D’autres auteurs modernes s’amusent aussi à situer des archétypes narratifs dans des contextes volontairement décalés. C’est le cas de Gail Carriger avec Sans Âme, le premier roman de la série des aventures d’Alexa Taraboti. Gail Carriger imagine l’histoire d’une vieille fille de la période victorienne, dont la famille désespère de lui trouver un mari convenable. Arrive un gentleman, apparemment trop bien pour elle, mais leur relation fait des étincelles et ils finissent ensemble. A ce détail près que toute l’histoire est en fait fantastique, et l’heureux élu est un loup-garou !
Comme vous le voyez, l’utilisation des archétypes narratifs n’est pas le signe d’un mauvais roman. En revanche, la capacité d’un auteur à nourrir cet archétype avec des idées nouvelles peut faire la différence entre un livre médiocre et un roman original.
Trope ou archétype narratif : en matière de littérature, le lectorat est gagnant !
Qu’on l’appelle un « Trope » ou un archétype narratif, le schéma d’un roman doit toujours servir la qualité de l’histoire. In fine, ce qui compte c’est de divertir le lectorat avec une histoire passionnante. Et même si on pourrait croire qu’on va finir par s’ennuyer en lisant toujours les mêmes archétypes narratifs, en fait ce n’est pas vrai.
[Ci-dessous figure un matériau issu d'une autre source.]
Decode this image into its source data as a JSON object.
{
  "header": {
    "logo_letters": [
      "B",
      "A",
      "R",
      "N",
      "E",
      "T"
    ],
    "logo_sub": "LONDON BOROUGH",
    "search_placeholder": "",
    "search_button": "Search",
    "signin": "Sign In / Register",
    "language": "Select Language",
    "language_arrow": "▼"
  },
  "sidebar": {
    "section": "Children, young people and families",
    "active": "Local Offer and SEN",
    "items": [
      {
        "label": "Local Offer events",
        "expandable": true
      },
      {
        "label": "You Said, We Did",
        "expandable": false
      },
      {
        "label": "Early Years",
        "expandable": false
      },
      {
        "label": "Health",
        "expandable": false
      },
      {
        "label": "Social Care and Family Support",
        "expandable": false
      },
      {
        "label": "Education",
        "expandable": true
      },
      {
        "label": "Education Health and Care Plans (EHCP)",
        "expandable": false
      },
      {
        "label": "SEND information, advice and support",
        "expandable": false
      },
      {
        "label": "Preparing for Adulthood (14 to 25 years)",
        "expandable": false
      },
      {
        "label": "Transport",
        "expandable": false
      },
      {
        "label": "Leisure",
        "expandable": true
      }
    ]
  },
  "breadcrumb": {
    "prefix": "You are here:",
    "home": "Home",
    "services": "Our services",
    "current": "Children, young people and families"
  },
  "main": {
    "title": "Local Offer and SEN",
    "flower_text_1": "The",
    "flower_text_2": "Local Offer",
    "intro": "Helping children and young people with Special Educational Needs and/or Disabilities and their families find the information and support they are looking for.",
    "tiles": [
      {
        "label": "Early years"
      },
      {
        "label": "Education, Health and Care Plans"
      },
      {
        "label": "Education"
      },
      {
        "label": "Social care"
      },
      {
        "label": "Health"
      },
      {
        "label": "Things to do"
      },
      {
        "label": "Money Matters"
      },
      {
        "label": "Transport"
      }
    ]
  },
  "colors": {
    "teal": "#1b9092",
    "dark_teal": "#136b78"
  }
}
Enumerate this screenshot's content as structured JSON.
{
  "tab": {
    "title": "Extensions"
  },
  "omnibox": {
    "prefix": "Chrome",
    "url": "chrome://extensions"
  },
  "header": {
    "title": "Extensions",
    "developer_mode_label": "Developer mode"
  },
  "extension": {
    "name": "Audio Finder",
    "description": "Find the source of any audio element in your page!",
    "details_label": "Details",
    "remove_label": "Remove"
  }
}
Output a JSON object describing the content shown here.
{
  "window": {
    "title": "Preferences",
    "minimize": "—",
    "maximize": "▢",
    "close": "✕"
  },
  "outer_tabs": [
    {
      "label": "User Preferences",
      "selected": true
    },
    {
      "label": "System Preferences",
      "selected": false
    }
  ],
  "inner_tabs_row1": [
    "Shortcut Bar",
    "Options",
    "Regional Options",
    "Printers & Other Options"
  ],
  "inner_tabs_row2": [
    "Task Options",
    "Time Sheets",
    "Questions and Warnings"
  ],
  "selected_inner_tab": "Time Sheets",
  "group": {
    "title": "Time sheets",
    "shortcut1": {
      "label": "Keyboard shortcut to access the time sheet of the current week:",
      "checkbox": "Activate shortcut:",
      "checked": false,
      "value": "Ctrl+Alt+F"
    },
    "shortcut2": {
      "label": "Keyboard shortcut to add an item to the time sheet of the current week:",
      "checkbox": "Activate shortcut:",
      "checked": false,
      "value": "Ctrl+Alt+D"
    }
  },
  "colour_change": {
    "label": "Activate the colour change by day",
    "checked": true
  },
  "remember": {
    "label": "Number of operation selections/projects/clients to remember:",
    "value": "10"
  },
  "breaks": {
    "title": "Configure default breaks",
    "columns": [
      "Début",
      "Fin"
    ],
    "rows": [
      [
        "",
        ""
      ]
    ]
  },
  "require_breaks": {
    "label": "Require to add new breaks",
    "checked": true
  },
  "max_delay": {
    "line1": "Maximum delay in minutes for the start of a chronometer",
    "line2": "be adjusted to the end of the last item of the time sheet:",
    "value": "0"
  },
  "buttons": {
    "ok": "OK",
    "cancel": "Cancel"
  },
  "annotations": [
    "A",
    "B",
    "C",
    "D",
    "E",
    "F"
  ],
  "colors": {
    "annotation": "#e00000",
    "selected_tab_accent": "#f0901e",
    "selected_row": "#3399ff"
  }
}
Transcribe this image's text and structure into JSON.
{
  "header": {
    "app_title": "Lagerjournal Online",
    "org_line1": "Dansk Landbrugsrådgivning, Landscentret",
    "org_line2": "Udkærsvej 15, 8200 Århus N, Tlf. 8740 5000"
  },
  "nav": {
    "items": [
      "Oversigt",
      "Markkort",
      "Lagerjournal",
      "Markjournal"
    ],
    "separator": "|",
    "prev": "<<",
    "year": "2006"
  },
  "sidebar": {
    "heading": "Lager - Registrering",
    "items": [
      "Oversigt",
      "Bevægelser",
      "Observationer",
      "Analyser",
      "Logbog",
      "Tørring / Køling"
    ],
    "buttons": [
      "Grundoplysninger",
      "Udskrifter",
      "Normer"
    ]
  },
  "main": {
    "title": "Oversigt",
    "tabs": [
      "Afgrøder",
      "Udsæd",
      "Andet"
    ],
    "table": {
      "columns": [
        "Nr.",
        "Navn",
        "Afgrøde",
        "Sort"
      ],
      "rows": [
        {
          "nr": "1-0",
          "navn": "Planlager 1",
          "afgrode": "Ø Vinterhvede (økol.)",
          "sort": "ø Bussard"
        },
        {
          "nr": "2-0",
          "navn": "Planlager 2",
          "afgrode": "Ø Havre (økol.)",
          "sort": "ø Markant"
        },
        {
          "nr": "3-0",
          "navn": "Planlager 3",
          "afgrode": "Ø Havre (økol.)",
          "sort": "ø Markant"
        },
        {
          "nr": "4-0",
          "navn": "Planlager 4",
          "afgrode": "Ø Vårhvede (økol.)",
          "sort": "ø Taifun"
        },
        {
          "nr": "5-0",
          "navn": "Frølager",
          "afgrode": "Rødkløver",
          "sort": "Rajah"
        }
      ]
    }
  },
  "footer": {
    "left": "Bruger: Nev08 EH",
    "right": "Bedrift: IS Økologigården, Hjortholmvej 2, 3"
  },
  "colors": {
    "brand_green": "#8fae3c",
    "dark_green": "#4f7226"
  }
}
A force de lire beaucoup de livres, je me suis rendue compte que j’avais fini par développer des préférences. Pour moi qui adore la romance contemporaine, j’avoue que je suis très fan des Ennemies to Lovers. Ces histoires dans lesquels les personnages se détestent au départ, pour ensuite finir par craquer l’un sur l’autre. Le meilleur exemple ? Meilleurs Ennemis, de la romancière Sally Thorne. Une pépite qui m’a vraiment fait découvrir les vertus de cet archétype quand il est bien écrit.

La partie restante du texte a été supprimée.